Our dry lab work grew stronger through an iterative process shaped by expert advice and clinical feedback. In our first interview with Professor Vishwesh Kulkarni, we presented our early ideas for the inducer diffusion, spatial diffusion, and adhesion models. He confirmed their feasibility and encouraged us to move forward, while stressing the importance of integrating wet lab data to improve accuracy. Taking this to heart, we built a preliminary inducer model, and in a follow-up discussion with him, we refined it by incorporating an ODE framework with Hill functions, improving parameter fitting, and adopting systematic data collection strategies. Later, when we developed our Colon Tumor-on-a-Chip model, feedback from Dr. Wei Huang prompted us to redesign its structure, enlarging the central lumen channel, adding thinner, denser capillary channels, and shifting from ELISA to more sensitive detection methods such as chemiluminescence. Each of these steps reshaped our modeling approach, from confirming feasibility, to refining mathematical frameworks, to aligning structural and analytical design with clinical reality.

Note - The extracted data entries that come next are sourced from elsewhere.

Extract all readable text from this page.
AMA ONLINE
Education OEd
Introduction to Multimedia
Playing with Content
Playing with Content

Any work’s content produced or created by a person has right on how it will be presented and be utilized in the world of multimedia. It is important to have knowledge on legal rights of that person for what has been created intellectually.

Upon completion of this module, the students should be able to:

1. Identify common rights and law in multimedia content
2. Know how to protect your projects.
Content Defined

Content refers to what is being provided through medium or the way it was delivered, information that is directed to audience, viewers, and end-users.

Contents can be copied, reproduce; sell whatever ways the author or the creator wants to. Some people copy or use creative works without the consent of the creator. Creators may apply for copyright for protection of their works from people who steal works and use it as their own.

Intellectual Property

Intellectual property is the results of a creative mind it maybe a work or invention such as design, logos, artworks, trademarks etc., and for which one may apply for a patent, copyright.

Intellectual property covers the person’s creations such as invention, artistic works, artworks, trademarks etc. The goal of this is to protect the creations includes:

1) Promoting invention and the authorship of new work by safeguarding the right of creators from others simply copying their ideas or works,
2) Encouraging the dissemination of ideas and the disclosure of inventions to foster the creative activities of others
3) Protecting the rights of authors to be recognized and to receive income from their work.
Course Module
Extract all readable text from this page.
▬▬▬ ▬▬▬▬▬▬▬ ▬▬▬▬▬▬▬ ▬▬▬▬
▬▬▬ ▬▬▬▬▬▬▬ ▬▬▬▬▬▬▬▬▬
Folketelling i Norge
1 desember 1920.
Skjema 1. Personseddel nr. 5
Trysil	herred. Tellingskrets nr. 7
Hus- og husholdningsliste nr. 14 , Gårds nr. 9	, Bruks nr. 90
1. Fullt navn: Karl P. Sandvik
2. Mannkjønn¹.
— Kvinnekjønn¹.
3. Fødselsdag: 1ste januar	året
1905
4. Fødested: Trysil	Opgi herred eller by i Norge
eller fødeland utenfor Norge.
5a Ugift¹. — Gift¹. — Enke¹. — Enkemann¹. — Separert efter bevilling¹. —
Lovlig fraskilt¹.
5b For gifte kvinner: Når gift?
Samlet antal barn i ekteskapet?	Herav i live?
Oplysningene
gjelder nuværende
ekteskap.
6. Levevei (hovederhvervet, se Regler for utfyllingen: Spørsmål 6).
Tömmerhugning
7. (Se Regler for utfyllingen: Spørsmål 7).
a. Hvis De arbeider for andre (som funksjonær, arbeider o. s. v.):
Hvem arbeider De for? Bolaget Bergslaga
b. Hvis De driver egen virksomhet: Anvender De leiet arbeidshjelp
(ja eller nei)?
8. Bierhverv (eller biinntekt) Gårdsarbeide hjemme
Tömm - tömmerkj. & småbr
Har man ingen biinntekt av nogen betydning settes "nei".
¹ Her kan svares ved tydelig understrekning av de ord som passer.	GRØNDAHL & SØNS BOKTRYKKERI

We believe that science should serve everyone, yet the elderly are too often overlooked in research, education, and public engagement. As one of the fastest-growing populations worldwide, they face unique barriers to accessing, understanding, and participating in science, leaving their voices underrepresented in shaping the future of biotechnology. Our mission is to change this. By identifying the challenges that prevent elderly communities from engaging with synthetic biology. Like limited scientific literacy, digital divides, and vulnerability to misinformation, their barriers are numerous. We aim to design thoughtful, practical, and inclusive approaches that bridge these gaps. Through this work, we seek to build a more equitable scientific community where the perspectives of older generations are recognized, respected, and integrated into the progress of synthetic biology.

Collaboration and exchange played a central role in shaping our project. By participating in the Greater Bay Area iGEM Human Practices Symposium, the SUSTech-SynBio Community Exchange Meeting, the Southern China Regional Meeting, the iGBA Industry–Academia–Research Forum, and the China iGEMer Community (CCiC) & Synbiopunk 2025, we connected with teams, experts, and industry partners to share progress, receive feedback, and spark new ideas. These events broadened our technical knowledge, helping us refine experimental designs, improve safety strategies, and strengthen modeling approaches. They also enriched our human practices work, inspiring initiatives such as the collaborative handbook on doctor–patient communication. Through presentations, poster exhibitions, and networking, we learned to better communicate uncertain aspects of our project, adapt our models, and design more inclusive outreach activities. Collaborations with teams like XJTLU further encouraged us to critically reflect on our design while exploring new possibilities for bacterial therapies. Altogether, these experiences showed us that our MAGIC system is not just the outcome of our own work but also a product of community-driven growth that balances scientific rigor with social responsibility.